多くの塾の先生たちが「この子は伸びるだろうな」と判断するポイントは「基本動作ができる」という事だそうです。
基本動作と言っているのは、あいさつをすることであったり、塾のルールを確認して守る。忘れ物をしない、遅刻がない、欠席の連絡をきちんとする。そういった細かな行動です。
これは経験則的に考えてもかなり正しいです。
「成績をあげるために家ではどんな事をさせれば良いでしょうか?」
と質問された場合に、
「基本動作をキチンとできるようにしてください」とお答えすることもあるほどです。
塾で「なに」を学ぶのか?
学習塾はお子さんの成績を上げる場所です。
もちろん他にもいろいろとあるとは思いますが、一義的には間違いなく「成績アップ」が塾の使命です。

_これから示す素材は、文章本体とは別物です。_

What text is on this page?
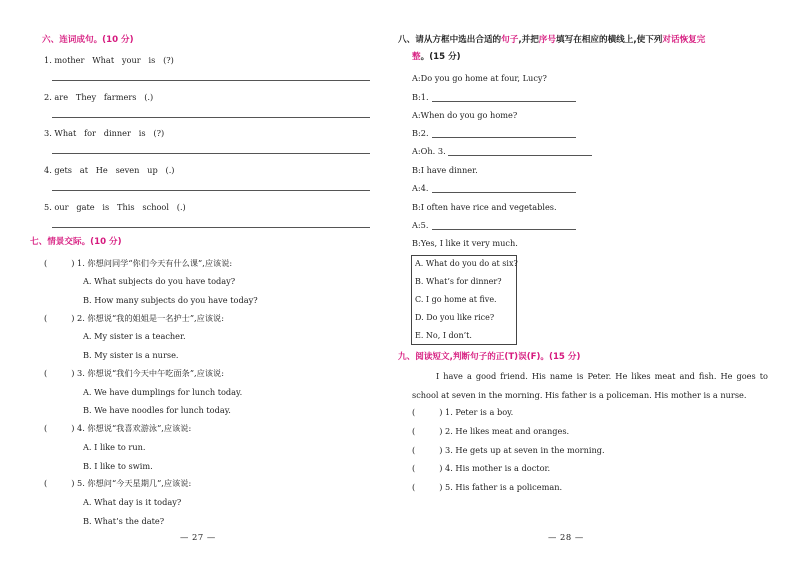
六、连词成句。(10 分)
1. mother   What   your   is   (?)
2. are   They   farmers   (.)
3. What   for   dinner   is   (?)
4. gets   at   He   seven   up   (.)
5. our   gate   is   This   school   (.)
七、情景交际。(10 分)
(	) 1. 你想问同学“你们今天有什么课”,应该说:
A. What subjects do you have today?
B. How many subjects do you have today?
(	) 2. 你想说“我的姐姐是一名护士”,应该说:
A. My sister is a teacher.
B. My sister is a nurse.
(	) 3. 你想说“我们今天中午吃面条”,应该说:
A. We have dumplings for lunch today.
B. We have noodles for lunch today.
(	) 4. 你想说“我喜欢游泳”,应该说:
A. I like to run.
B. I like to swim.
(	) 5. 你想问“今天星期几”,应该说:
A. What day is it today?
B. What’s the date?
— 27 —
八、请从方框中选出合适的句子,并把序号填写在相应的横线上,使下列对话恢复完
整。(15 分)
A:Do you go home at four, Lucy?
B:1.
A:When do you go home?
B:2.
A:Oh. 3.
B:I have dinner.
A:4.
B:I often have rice and vegetables.
A:5.
B:Yes, I like it very much.
A. What do you do at six?
B. What’s for dinner?
C. I go home at five.
D. Do you like rice?
E. No, I don’t.
九、阅读短文,判断句子的正(T)误(F)。(15 分)
I have a good friend. His name is Peter. He likes meat and fish. He goes to school at seven in the morning. His father is a policeman. His mother is a nurse.
(	) 1. Peter is a boy.
(	) 2. He likes meat and oranges.
(	) 3. He gets up at seven in the morning.
(	) 4. His mother is a doctor.
(	) 5. His father is a policeman.
— 28 —
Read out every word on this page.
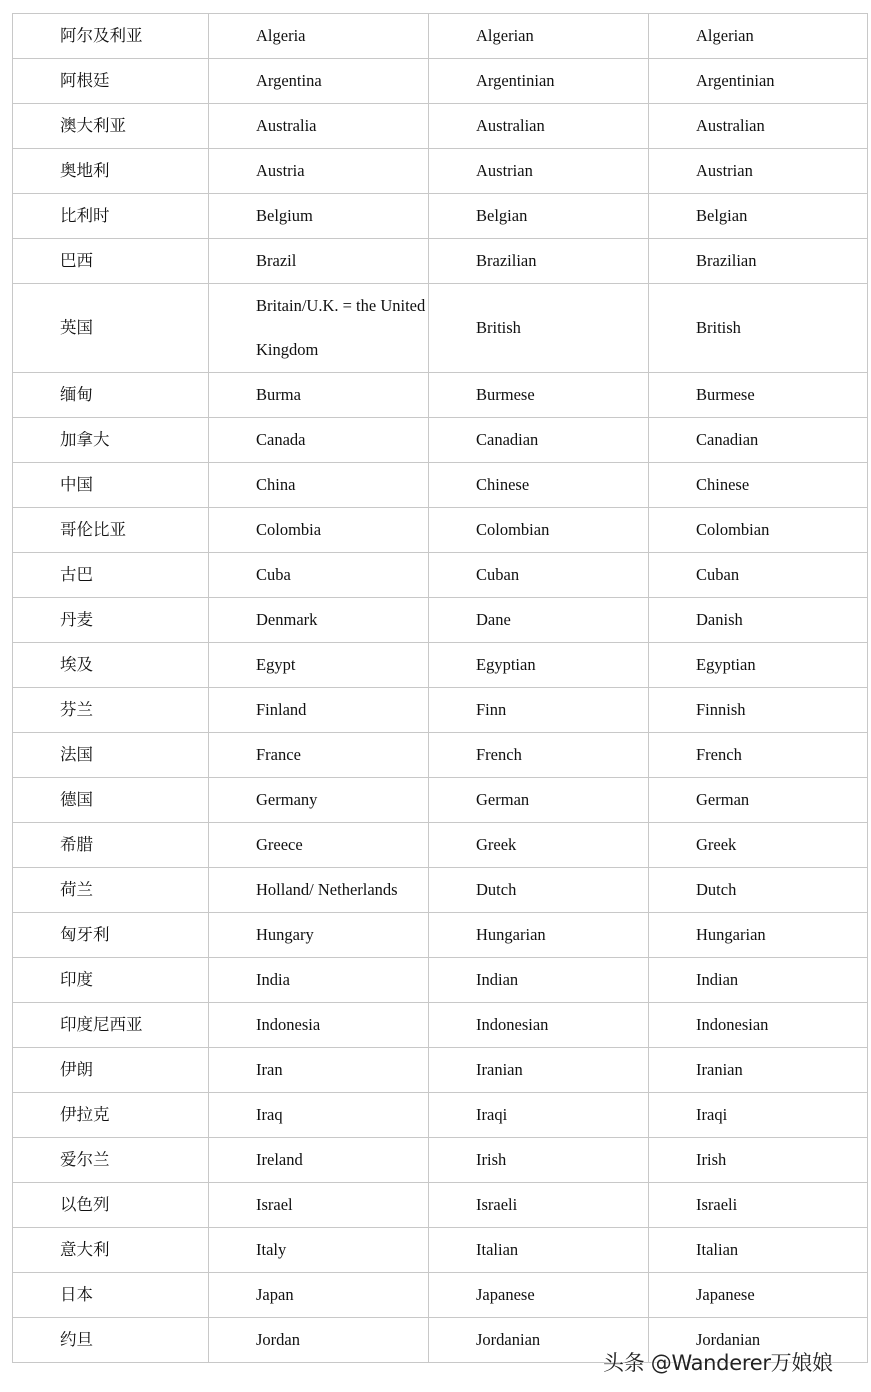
阿尔及利亚	Algeria	Algerian	Algerian
阿根廷	Argentina	Argentinian	Argentinian
澳大利亚	Australia	Australian	Australian
奥地利	Austria	Austrian	Austrian
比利时	Belgium	Belgian	Belgian
巴西	Brazil	Brazilian	Brazilian
英国	Britain/U.K. = the United Kingdom	British	British
缅甸	Burma	Burmese	Burmese
加拿大	Canada	Canadian	Canadian
中国	China	Chinese	Chinese
哥伦比亚	Colombia	Colombian	Colombian
古巴	Cuba	Cuban	Cuban
丹麦	Denmark	Dane	Danish
埃及	Egypt	Egyptian	Egyptian
芬兰	Finland	Finn	Finnish
法国	France	French	French
德国	Germany	German	German
希腊	Greece	Greek	Greek
荷兰	Holland/ Netherlands	Dutch	Dutch
匈牙利	Hungary	Hungarian	Hungarian
印度	India	Indian	Indian
印度尼西亚	Indonesia	Indonesian	Indonesian
伊朗	Iran	Iranian	Iranian
伊拉克	Iraq	Iraqi	Iraqi
爱尔兰	Ireland	Irish	Irish
以色列	Israel	Israeli	Israeli
意大利	Italy	Italian	Italian
日本	Japan	Japanese	Japanese
约旦	Jordan	Jordanian	Jordanian
头条 @Wanderer万娘娘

その「成績アップ」のために必要なことが「基本動作」。はなんだか腑に落ちないという方もいらっしゃいますよね。
一見すると無関係のようにも見えるし、なんとなく関係がありそうな気がする「成績アップ」と「基本動作」。
その共通点は
「誰かに言われたことをその通り受け入れるかどうか」という思考の柔軟性だと私は考えています。

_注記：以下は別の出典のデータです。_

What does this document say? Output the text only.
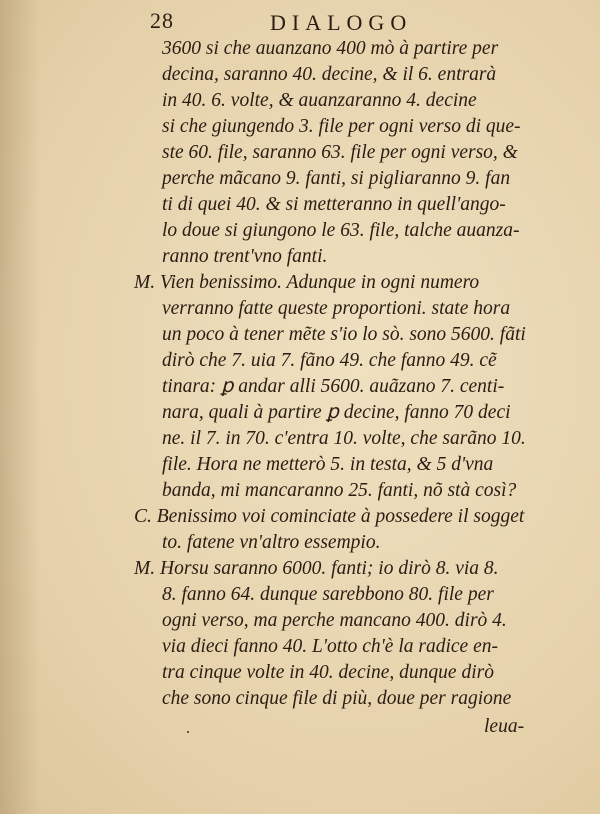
28	DIALOGO
3600 si che auanzano 400 mò à partire per
decina, saranno 40. decine, & il 6. entrarà
in 40. 6. volte, & auanzaranno 4. decine
si che giungendo 3. file per ogni verso di que-
ste 60. file, saranno 63. file per ogni verso, &
perche mãcano 9. fanti, si pigliaranno 9. fan
ti di quei 40. & si metteranno in quell'ango-
lo doue si giungono le 63. file, talche auanza-
ranno trent'vno fanti.
M. Vien benissimo. Adunque in ogni numero
verranno fatte queste proportioni. state hora
un poco à tener mẽte s'io lo sò. sono 5600. fãti
dirò che 7. uia 7. fãno 49. che fanno 49. cẽ
tinara: ꝑ andar alli 5600. auãzano 7. centi-
nara, quali à partire ꝑ decine, fanno 70 deci
ne. il 7. in 70. c'entra 10. volte, che sarãno 10.
file. Hora ne metterò 5. in testa, & 5 d'vna
banda, mi mancaranno 25. fanti, nõ stà così?
C. Benissimo voi cominciate à possedere il sogget
to. fatene vn'altro essempio.
M. Horsu saranno 6000. fanti; io dirò 8. via 8.
8. fanno 64. dunque sarebbono 80. file per
ogni verso, ma perche mancano 400. dirò 4.
via dieci fanno 40. L'otto ch'è la radice en-
tra cinque volte in 40. decine, dunque dirò
che sono cinque file di più, doue per ragione
.	leua-
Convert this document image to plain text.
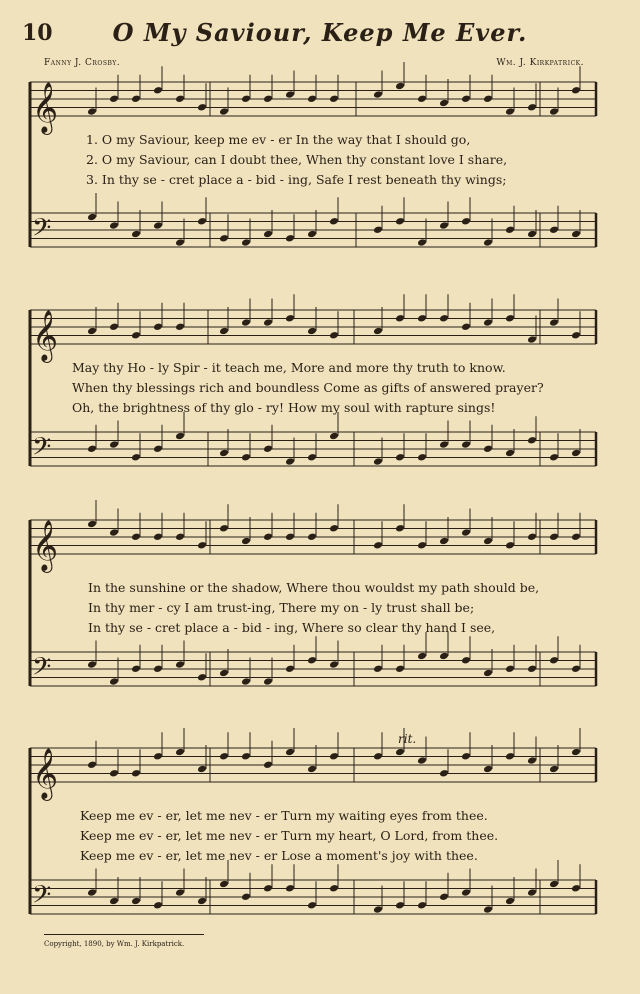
10	O My Saviour, Keep Me Ever.
Fanny J. Crosby.	Wm. J. Kirkpatrick.
𝄞
𝄢
𝄞
𝄢
𝄞
𝄢
𝄞
𝄢
1. O my Saviour, keep me ev - er In the way that I should go,
2. O my Saviour, can I doubt thee, When thy constant love I share,
3. In thy se - cret place a - bid - ing, Safe I rest beneath thy wings;
May thy Ho - ly Spir - it teach me, More and more thy truth to know.
When thy blessings rich and boundless Come as gifts of answered prayer?
Oh, the brightness of thy glo - ry! How my soul with rapture sings!
In the sunshine or the shadow, Where thou wouldst my path should be,
In thy mer - cy I am trust-ing, There my on - ly trust shall be;
In thy se - cret place a - bid - ing, Where so clear thy hand I see,
Keep me ev - er, let me nev - er Turn my waiting eyes from thee.
Keep me ev - er, let me nev - er Turn my heart, O Lord, from thee.
Keep me ev - er, let me nev - er Lose a moment's joy with thee.
rit.
Copyright, 1890, by Wm. J. Kirkpatrick.
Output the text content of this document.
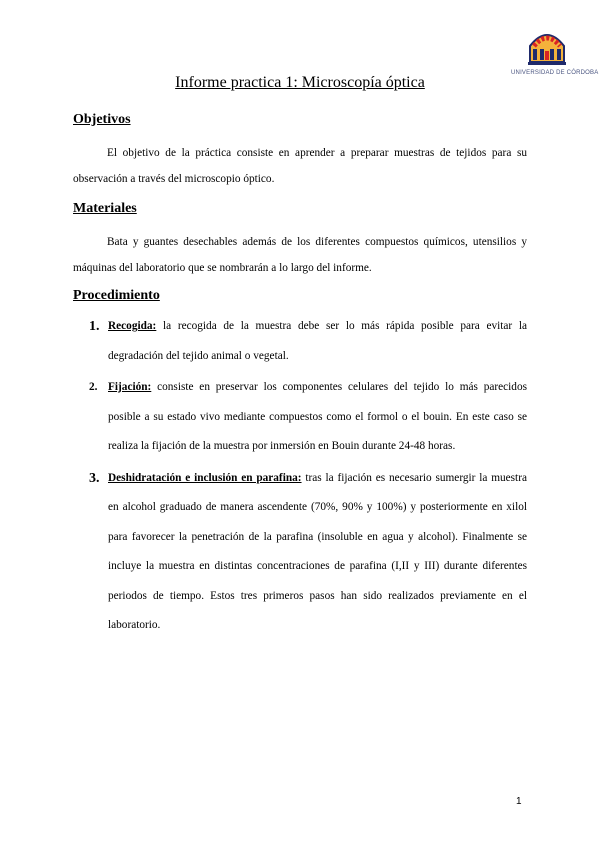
UNIVERSIDAD DE CÓRDOBA
Informe practica 1: Microscopía óptica
Objetivos

El objetivo de la práctica consiste en aprender a preparar muestras de tejidos para su observación a través del microscopio óptico.

Materiales

Bata y guantes desechables además de los diferentes compuestos químicos, utensilios y máquinas del laboratorio que se nombrarán a lo largo del informe.

Procedimiento
1. Recogida: la recogida de la muestra debe ser lo más rápida posible para evitar la degradación del tejido animal o vegetal.
2. Fijación: consiste en preservar los componentes celulares del tejido lo más parecidos posible a su estado vivo mediante compuestos como el formol o el bouin. En este caso se realiza la fijación de la muestra por inmersión en Bouin durante 24-48 horas.
3. Deshidratación e inclusión en parafina: tras la fijación es necesario sumergir la muestra en alcohol graduado de manera ascendente (70%, 90% y 100%) y posteriormente en xilol para favorecer la penetración de la parafina (insoluble en agua y alcohol). Finalmente se incluye la muestra en distintas concentraciones de parafina (I,II y III) durante diferentes periodos de tiempo. Estos tres primeros pasos han sido realizados previamente en el laboratorio.
1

塾で持ち帰って欲しいことは「考え方」であり「技術」なんです。
問題の解説をして納得して帰るだけでは絶対に成績はあがりません。
大切なことは、「どういうプロセスでその結果になったのか」を理解し、自分に取り込むことです。
そしてそれが自分の中で「しっくりくる」まで試してみること。
それこそが成績アップの秘訣であり、勉強に限らず全てに通じる「成長」のポイントではないでしょうか。

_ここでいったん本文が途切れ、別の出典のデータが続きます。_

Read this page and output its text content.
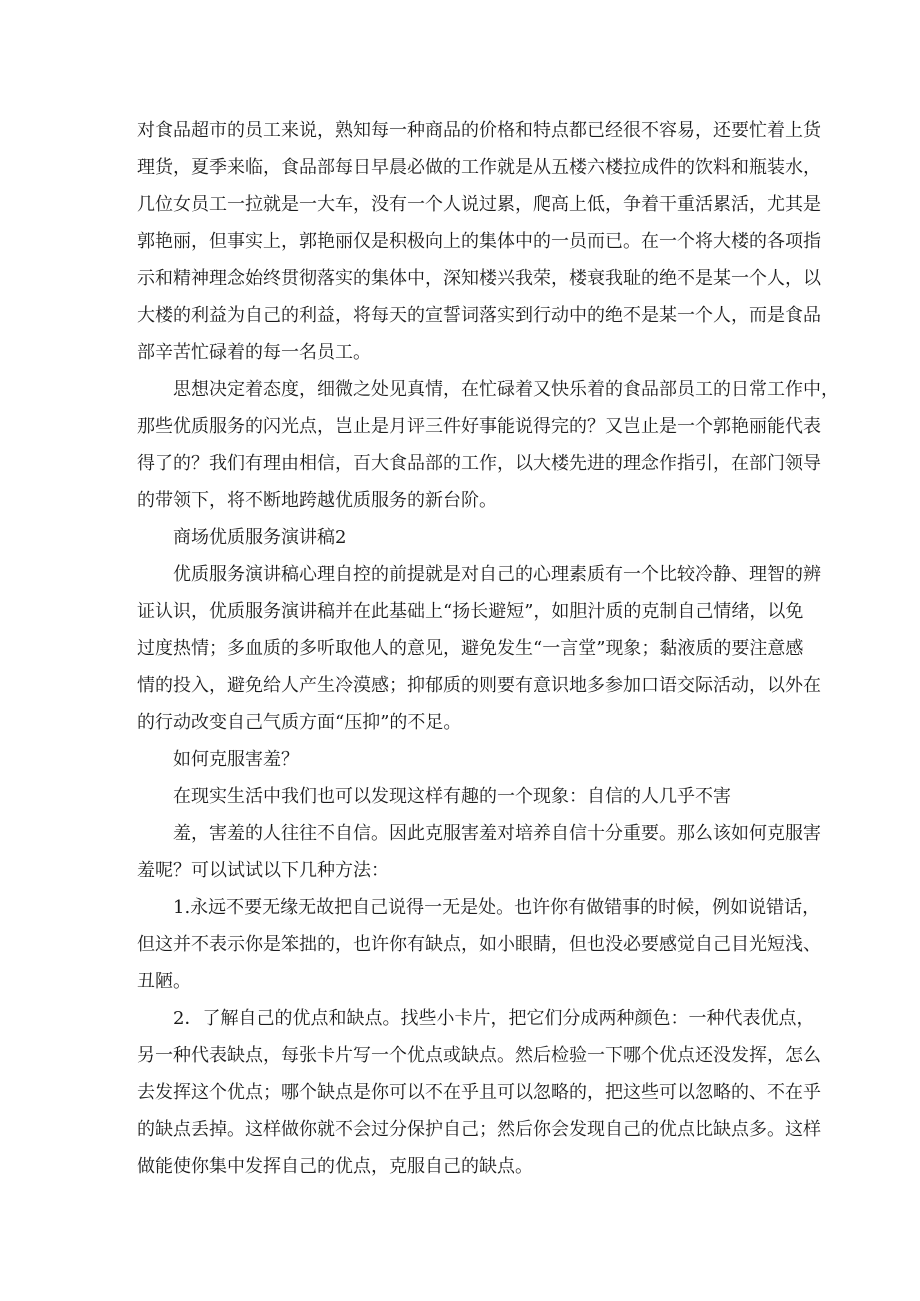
对食品超市的员工来说，熟知每一种商品的价格和特点都已经很不容易，还要忙着上货
理货，夏季来临，食品部每日早晨必做的工作就是从五楼六楼拉成件的饮料和瓶装水，
几位女员工一拉就是一大车，没有一个人说过累，爬高上低，争着干重活累活，尤其是
郭艳丽，但事实上，郭艳丽仅是积极向上的集体中的一员而已。在一个将大楼的各项指
示和精神理念始终贯彻落实的集体中，深知楼兴我荣，楼衰我耻的绝不是某一个人，以
大楼的利益为自己的利益，将每天的宣誓词落实到行动中的绝不是某一个人，而是食品
部辛苦忙碌着的每一名员工。
思想决定着态度，细微之处见真情，在忙碌着又快乐着的食品部员工的日常工作中，
那些优质服务的闪光点，岂止是月评三件好事能说得完的？又岂止是一个郭艳丽能代表
得了的？我们有理由相信，百大食品部的工作，以大楼先进的理念作指引，在部门领导
的带领下，将不断地跨越优质服务的新台阶。
商场优质服务演讲稿2
优质服务演讲稿心理自控的前提就是对自己的心理素质有一个比较冷静、理智的辨
证认识，优质服务演讲稿并在此基础上“扬长避短”，如胆汁质的克制自己情绪，以免
过度热情；多血质的多听取他人的意见，避免发生“一言堂”现象；黏液质的要注意感
情的投入，避免给人产生冷漠感；抑郁质的则要有意识地多参加口语交际活动，以外在
的行动改变自己气质方面“压抑”的不足。
如何克服害羞？
在现实生活中我们也可以发现这样有趣的一个现象：自信的人几乎不害
羞，害羞的人往往不自信。因此克服害羞对培养自信十分重要。那么该如何克服害
羞呢？可以试试以下几种方法：
1.永远不要无缘无故把自己说得一无是处。也许你有做错事的时候，例如说错话，
但这并不表示你是笨拙的，也许你有缺点，如小眼睛，但也没必要感觉自己目光短浅、
丑陋。
2．了解自己的优点和缺点。找些小卡片，把它们分成两种颜色：一种代表优点，
另一种代表缺点，每张卡片写一个优点或缺点。然后检验一下哪个优点还没发挥，怎么
去发挥这个优点；哪个缺点是你可以不在乎且可以忽略的，把这些可以忽略的、不在乎
的缺点丢掉。这样做你就不会过分保护自己；然后你会发现自己的优点比缺点多。这样
做能使你集中发挥自己的优点，克服自己的缺点。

そこで「自分のやり方」や「面倒だから」というこだわりがあると、狙うべき効果は著しく下がります。
全てを知った気になる事がアブナイ
実はそう考えると、何をするべきかという事は極めてシンプルなんです。
ただしそれを「やる子」と「やらない子」がいるだけです。
そして基本動作を受け入れている子には「やる子」が多いということです。
そうですよね。
「みんなが気持ちよく過ごせるためにあいさつはキチンとしようね」という言葉に対して、
「わかった」というか、「え?なんでそんな事しないといけないの?」というかで大きな差がでます。
「なんでやらないといけないの?」
「やったらなんか良いことあんの?」
「それ意味なくない?」
こういう言葉を口にする子は確実に増えています。
もちろん、私は頭ごなしに強制をしたり、脅してやらせるような事はしません。
でも、にやつきながらこう言ったりはします。
「俺には分かってるけど、今のお前にはいくら説明したって理解できない事が世の中にはたくさんあるだよ。バーカw」
これは今の社会が抱える病のようなものだと思いますが、、、、
何かを判断する際に「自分はその判断基準をすべて理解している」という勘違いが蔓延している気がします。
小中高生の多くが思っています。
「あいさつをする"意味"を教えてくれれば私は理解できる」と。
無理ですよ。理解できない。
理解できないものに対して「やったほうが良いならやる」のか「面倒だからやらない」のか。
私が生徒に伝えたいことがあります。
自分が全てを分かったような気分で生きる人間ほどつまらないものはない。
私を含めた全ての人間に。「自分には理解できないこと」は必ずある。
その「理解できないこと」がいつか理解できた時に人は思考が深くなり、視野が広がる。
そしてそういう事に幸せ感を感じる人間の方が、きっと幸せが多くなる。と、私は思っています。
「勉強することの面白さ」は確実にあります。
でも多くの子はその「面白さ」を理解できません。
それで良いんです。
「自分にはまだ理解できないものがある」と思うところに知性があります。
「自分のことは自分で全て判断できる」と思う心に知性はありません。
「やる意味が分からない勉強」
それに向かう態度にこそ知性が現れます。
最後まで読んで頂いてありがとうございます。